[Life of Cicero by Anthony Trollope]@TWC D-Link bookLife of Cicero CHAPTER XII 126/137
Cicero did defend P.Sulla this year; but whence came the story of the money borrowed from Sulla we do not know.
"It is a trick of rhetoric craftily to confess charges made, so as not to come within the reach of the law.
So that, if anything base be alleged which cannot be denied, you may turn it aside with a joke, and make it a matter of laughter rather than of disgrace, as it is written that Cicero did when, with a drolling word, he made little of a charge which he could not deny.

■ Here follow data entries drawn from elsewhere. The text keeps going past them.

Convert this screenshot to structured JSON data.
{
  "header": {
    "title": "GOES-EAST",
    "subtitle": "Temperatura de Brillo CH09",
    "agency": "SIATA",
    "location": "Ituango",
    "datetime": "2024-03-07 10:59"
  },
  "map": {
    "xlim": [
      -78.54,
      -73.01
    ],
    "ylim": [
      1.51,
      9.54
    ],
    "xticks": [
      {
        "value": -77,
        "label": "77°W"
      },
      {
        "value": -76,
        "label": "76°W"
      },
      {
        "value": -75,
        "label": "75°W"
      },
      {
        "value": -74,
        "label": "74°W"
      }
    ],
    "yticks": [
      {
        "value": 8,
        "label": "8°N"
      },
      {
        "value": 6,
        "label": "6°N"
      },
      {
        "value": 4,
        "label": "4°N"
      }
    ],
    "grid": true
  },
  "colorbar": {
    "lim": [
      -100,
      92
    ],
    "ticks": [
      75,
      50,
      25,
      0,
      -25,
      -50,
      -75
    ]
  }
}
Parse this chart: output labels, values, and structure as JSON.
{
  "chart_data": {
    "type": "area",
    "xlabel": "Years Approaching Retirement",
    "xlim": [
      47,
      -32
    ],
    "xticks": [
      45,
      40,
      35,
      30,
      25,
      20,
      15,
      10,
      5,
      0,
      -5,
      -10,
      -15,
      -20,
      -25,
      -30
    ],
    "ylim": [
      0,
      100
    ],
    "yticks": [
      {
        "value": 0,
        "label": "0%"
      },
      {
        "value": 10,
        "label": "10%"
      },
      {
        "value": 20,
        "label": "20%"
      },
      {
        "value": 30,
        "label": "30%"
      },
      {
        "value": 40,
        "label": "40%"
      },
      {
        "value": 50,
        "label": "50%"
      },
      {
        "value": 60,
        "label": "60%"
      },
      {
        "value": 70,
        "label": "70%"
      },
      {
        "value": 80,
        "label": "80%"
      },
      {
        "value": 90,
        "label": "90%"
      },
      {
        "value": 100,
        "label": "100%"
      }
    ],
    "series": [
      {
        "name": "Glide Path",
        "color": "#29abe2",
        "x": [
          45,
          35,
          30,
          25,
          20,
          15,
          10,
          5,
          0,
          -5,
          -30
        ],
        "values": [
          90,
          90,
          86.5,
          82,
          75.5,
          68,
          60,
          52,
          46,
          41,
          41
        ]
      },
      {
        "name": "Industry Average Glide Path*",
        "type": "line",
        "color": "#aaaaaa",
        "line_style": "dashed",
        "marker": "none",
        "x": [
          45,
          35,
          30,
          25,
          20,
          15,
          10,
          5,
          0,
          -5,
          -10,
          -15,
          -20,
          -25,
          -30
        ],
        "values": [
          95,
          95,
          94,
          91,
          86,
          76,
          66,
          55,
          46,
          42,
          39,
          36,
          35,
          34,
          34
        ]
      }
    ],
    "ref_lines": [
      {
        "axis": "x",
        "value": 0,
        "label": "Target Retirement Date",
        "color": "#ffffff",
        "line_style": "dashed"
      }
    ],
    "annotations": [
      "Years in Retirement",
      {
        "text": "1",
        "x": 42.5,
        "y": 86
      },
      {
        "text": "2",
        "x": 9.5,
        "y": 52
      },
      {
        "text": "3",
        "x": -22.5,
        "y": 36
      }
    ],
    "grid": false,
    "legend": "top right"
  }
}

For when he was anxious to buy a house on the Palatine Hill, and had not the ready money, he quietly borrowed from P.Sulla--who was then about to stand his trial, 'sestertium viciens'-- twenty million sesterces. When that became known, before the purchase was made, and it was objected to him that he had borrowed the money from a client, then Cicero, instigated by the unexpected charge, denied the loan, and denied also that he was going to buy the house.
But when he had bought it and the fib was thrown in his teeth, he laughed heartily, and asked whether men had so lost their senses as not to be aware that a prudent father of a family would deny an intended purchase rather than raise the price of the article against himself."-- Noctes Atticae, xii., 12.